This story originally published in NC Newsline.

Gerry Cohen, a member of the Wake County Board of Elections, said he cried in November 2024 when he heard family members testify about people who cast ballots before the general election but died before Election Day. 

Cohen, who spent decades as a top staffer in the state legislature, said Wednesday he cried again when it looked like the state Board of Elections might remove him and Greg Flynn from the Wake Board of Elections for their decision to count those dead voters’ ballots. 

The state board did find that Cohen and Flynn violated their duties by a 3-2 party-line vote. But board Chairman Francis De Luca, a Republican, voted with the board’s Democrats to spare them from removal from the Wake board. Instead, the state board voted to censure them. 

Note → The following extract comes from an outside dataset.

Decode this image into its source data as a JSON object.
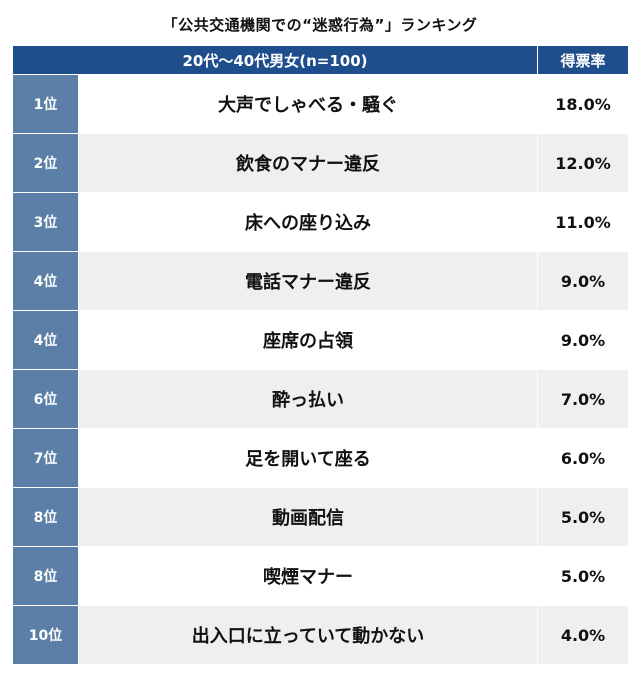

Steve Holland of Weaverville filed a complaint challenging their count of dead voters’ ballots, which he said violated a state board policy. 

They “knowingly departed from state directives,” Holland said. As a result, the ballots of three dead voters from Wake were counted in that election while the ballots of 42 other dead voters were not. 

The state board’s directives are written and sent to county boards to make sure that “similarly situated voters” are treated the same way, not just within a county but across the state. 

Flynn and Cohen, both Democrats, “knew what the directives required, understood that those directives governed county boards, and nevertheless voted contrary to them,” Holland said. Their conduct warranted removal, he said.

In January 2025, the board, then led by a Democratic majority, opted not to hold a hearing on Holland’s complaint. Holland appealed to the state Office of Administrative Hearings. A judge there ruled that the board was required to hold a hearing on Holland’s complaint.   

During Wednesday’s hearing, the board, now under Republican leadership, heard testimony on the substance of the state board memo on how to treat ballots when voters have died, whether the memo was guidance or a directive, and if the state constitution required counting those votes. 

Both Flynn and Cohen quoted a section of the state constitution that says “Every person offering to vote shall be at the time legally registered as a voter” in their argument that the ballots of deceased voters should be counted if they were properly registered. 

Cohen said he does not believe that any existing state law requires deceased voters’ ballots to be discarded. Cohen’s work for the General Assembly included drafting election laws.

Cohen said the fact that lawmakers filed a bill this year to codify how the state handles early votes by people who die before an election illustrates that state law doesn’t currently address the issue. 

Flynn said the purpose of his vote was to raise an issue that the state board or the legislature needed to address. 

“I don’t think we should be penalized for exercising our judgement,” Flynn said. 

De Luca asked Flynn and Cohen if they would take the same action again, and each said they would not. 

Cohen said he was caught up in the emotional stories from deceased voters’ relatives, and said he had made a mistake in voting to count their ballots. 

“If you were to choose to reprimand me, I would accept that,” Cohen said in his opening statement. “If you were to want to censure me, I would stand and accept the censure as is required. But please do not remove me over this issue.”

Board Secretary Stacy “Four” Eggers IV said that it’s been the law for at least the last 25 years that a voter has to be alive on election day for their vote to count. He voted to remove Cohen and Flynn from the Wake board. He was joined in that vote by fellow Republican board member Angela Hawkins, who served on the Wake County board with Cohen and Flynn during the 2024 election.

De Luca said after the meeting that he did not think Flynn and Cohen acted with malice. 

The numbered memos sent to county boards are confusing and should be replaced with rules, he said. 

De Luca said Flynn and Cohen’s testimony that they would not take the same action again influenced his vote. 

Cohen “has a long history of doing stuff in the state—not all I agree with,” De Luca said. “I thought he deserved the benefit of the doubt.”